The raids turned up more than 70 violations, including 30 cases of prostitution, Marine-Lombard said.
Eight strip clubs on or near Bourbon Street had their liquor licenses pulled over the past two weeks: Scores, Dixie Divas, Stilettos, Rick's Sporting Saloon, Temptations, Larry Flynt's Hustler Barely Legal, Hunk Oasis and Rick's Cabaret.
Each of those clubs is accused of multiple violations, Marine-Lombard said.
Several of the clubs were also cited for similar violations and temporarily shut down during the last large-scale sting on French Quarter strip clubs in 2016.
All of those clubs are accused of allowing prostitution on their property except for Hunk Oasis, whose dancers are men, according to the violation notices served on the clubs.
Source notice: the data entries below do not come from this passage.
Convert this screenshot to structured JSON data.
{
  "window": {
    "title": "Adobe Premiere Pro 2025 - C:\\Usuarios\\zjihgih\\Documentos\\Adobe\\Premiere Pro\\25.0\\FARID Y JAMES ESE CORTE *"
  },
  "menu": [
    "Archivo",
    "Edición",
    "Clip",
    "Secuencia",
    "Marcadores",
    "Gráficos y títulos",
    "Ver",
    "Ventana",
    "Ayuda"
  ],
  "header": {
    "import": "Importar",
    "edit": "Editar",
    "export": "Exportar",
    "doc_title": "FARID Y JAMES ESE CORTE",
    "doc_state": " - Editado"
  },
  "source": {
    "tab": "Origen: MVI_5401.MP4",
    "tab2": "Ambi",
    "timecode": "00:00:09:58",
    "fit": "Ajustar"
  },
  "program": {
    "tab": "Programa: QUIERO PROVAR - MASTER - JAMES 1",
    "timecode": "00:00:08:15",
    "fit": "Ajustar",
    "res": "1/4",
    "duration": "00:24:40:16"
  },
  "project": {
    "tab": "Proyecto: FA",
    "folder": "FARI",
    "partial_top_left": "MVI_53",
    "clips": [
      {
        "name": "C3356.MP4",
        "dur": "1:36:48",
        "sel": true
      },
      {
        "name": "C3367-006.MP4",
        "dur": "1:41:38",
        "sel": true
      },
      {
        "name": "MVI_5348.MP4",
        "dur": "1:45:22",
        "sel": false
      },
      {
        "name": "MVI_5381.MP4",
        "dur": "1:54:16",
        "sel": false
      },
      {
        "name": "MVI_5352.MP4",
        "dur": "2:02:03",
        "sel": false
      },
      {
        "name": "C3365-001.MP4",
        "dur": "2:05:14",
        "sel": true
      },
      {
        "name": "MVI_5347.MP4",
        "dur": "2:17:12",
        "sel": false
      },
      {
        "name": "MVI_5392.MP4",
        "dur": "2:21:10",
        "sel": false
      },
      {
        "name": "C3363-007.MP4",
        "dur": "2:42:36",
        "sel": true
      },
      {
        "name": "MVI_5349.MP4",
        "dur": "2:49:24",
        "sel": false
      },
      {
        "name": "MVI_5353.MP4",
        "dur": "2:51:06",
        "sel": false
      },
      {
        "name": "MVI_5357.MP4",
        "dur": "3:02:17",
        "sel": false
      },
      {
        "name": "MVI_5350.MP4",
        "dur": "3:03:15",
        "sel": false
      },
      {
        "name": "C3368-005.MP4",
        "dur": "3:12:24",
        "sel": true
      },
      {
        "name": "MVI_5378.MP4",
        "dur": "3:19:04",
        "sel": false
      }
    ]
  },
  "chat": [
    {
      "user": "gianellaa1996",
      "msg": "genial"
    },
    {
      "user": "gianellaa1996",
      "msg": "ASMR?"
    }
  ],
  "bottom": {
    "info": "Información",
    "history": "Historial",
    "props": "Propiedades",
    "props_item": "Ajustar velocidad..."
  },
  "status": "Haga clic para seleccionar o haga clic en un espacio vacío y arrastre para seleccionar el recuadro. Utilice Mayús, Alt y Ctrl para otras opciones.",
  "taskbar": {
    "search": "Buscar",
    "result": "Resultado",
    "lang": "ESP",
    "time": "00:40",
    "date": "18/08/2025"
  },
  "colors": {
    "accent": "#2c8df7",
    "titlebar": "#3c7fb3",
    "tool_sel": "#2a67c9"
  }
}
Three of the clubs — Hunk Oasis, Stilettos and Dixie Divas — were cited after undercover officers were offered marijuana, and Rick’s Cabaret was cited after an undercover officer was offered cocaine, authorities said.
The remainder of the allegations involve “lewd acts,” most of which are hardly a surprise to find in a strip club. Officers cited the clubs for allowing employees to walk around topless while not on stage, for fondling themselves or others, and in some cases for exposing their genitals.
Those offenses are technically banned by state law, though the regulations are rarely enforced.
And, advocates for the strip club employees said, the sudden use of rarely enforced regulations leaves dancers unclear on what the rules are and does little to protect their safety.
“Looking for violations for nipple exposure, whether on stage or offstage, is no way to find out whether sex trafficking is occurring, and it's not an indication that solicitation or drug dealing is occurring in a club,” said Michelle Rutherford, an attorney who works with BARE, the Bourbon Alliance of Responsible Entertainers, an advocacy group made up of strippers and their allies. “It’s over-enforcement at its worst.”
And the timing of the closures is likely to hurt those who work in the industry, others with the group argued.
“These tactics harm workers, distress citizens and visitors, and ultimately undermine supposed ‘anti-trafficking’ measures,” said Lyn Archer, a founding member of BARE.